By Nandakumar Edamana
I’ve written a lot of code that involves the tree data structure. Most of it is in the context of language processors like trans-compilers. After parsing, compilers internally represent a program as a tree (called “Abstract Syntax Tree”).
Although compilers are complicated, the base tree-specific code in them is not challenging. But I’ve worked on programs where the data of millions of users have to be processed, and they are arranged in a tree that can go really deep. This is very challenging.
Two critical problems that can arise: (i) slow execution, and (ii) crashes due to stack overflow. The latter is obviously fatal, but don’t think that the slow execution is only an inconvenience. It’s also fatal, when you have timeouts like in a serverless environment.

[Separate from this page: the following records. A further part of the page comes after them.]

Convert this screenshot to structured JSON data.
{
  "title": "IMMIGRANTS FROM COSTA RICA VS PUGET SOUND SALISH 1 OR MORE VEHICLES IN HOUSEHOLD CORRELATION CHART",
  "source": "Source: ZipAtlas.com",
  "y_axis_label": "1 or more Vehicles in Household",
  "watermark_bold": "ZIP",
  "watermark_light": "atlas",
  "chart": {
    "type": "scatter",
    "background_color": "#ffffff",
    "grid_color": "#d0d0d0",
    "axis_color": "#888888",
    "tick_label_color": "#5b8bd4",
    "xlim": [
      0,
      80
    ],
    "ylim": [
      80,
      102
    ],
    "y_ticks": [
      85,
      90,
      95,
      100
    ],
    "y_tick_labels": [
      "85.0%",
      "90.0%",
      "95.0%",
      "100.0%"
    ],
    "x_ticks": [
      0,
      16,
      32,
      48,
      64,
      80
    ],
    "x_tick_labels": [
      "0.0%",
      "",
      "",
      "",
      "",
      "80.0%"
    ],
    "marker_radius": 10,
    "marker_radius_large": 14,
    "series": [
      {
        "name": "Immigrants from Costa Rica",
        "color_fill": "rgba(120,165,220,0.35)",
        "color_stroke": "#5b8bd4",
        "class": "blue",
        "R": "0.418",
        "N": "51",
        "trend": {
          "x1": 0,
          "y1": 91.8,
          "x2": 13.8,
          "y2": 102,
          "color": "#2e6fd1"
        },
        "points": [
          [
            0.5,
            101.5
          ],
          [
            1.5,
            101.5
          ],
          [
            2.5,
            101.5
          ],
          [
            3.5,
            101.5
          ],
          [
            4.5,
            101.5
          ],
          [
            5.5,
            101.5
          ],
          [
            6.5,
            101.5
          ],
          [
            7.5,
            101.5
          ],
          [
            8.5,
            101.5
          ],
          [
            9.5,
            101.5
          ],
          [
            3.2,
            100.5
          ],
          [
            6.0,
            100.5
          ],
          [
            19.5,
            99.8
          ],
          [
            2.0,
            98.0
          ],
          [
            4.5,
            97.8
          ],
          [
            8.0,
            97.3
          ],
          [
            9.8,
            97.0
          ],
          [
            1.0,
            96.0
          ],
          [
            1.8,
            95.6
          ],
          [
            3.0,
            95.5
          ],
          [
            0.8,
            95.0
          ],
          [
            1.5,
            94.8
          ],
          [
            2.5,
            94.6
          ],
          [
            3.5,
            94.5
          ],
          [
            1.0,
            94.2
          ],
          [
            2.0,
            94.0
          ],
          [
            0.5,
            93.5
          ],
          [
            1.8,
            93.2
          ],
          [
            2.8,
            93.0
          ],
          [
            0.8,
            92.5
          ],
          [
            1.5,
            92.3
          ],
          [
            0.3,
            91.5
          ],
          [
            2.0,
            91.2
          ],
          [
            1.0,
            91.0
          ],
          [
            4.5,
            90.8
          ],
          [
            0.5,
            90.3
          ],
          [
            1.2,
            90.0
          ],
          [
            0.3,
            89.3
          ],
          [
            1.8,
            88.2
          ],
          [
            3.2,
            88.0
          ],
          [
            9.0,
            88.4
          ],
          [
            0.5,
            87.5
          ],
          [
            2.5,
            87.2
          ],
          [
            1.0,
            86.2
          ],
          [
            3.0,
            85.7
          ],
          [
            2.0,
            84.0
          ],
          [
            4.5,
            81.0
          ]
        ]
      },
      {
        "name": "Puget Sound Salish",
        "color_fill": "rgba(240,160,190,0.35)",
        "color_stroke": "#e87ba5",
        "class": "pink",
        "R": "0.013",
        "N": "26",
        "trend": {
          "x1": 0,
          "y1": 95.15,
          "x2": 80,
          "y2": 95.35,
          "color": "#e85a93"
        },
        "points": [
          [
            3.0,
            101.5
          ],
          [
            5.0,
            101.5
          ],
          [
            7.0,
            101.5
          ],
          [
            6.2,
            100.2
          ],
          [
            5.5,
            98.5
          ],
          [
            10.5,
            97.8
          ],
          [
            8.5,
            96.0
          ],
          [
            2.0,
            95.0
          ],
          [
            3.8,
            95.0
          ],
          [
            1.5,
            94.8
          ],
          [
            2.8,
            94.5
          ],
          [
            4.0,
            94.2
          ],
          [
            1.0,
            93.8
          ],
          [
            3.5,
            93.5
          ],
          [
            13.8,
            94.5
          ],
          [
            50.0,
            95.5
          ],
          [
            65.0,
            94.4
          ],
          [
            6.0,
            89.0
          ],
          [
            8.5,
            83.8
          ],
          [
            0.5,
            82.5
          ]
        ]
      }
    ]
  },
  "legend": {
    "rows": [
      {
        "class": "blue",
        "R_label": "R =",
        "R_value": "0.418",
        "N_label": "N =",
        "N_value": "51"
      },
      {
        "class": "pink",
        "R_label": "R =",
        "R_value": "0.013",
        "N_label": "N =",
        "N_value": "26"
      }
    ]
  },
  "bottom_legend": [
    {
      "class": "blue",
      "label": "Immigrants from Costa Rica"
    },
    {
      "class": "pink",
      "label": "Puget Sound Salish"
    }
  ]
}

So how did I overcome these issues?
The solution to the first problem is classic performance engineering: it involves a lot from writing low-level code to profiling and optimizations, backed by basic knowledge on concepts like memory hierarchy and cache locality.
What about the second problem?
Tree-related code is prone to stack overflow because basic tree-traversal algorithms use recursion. Remember that the trees I was working on had millions of nodes and could go really deep.
Functional programming languages are usually good at dealing with situations like this without a crash, as recursion is a central concept in them. But I was working on with C and Go, and I had to solve the issue manually. Yes, Go’s stack can handle really deep recursion, and C Compilers like GCC can convert.
Some recursive code to iteration on its own at higher optimization levels, but neither was enough in my case. What I did was converting some recursions to tail calls and some other to stack-based iteration, both manually.
The end result was programs that processed millions of hierarchical and inter-dependent user data in a matter of seconds (a few minutes when database is involved).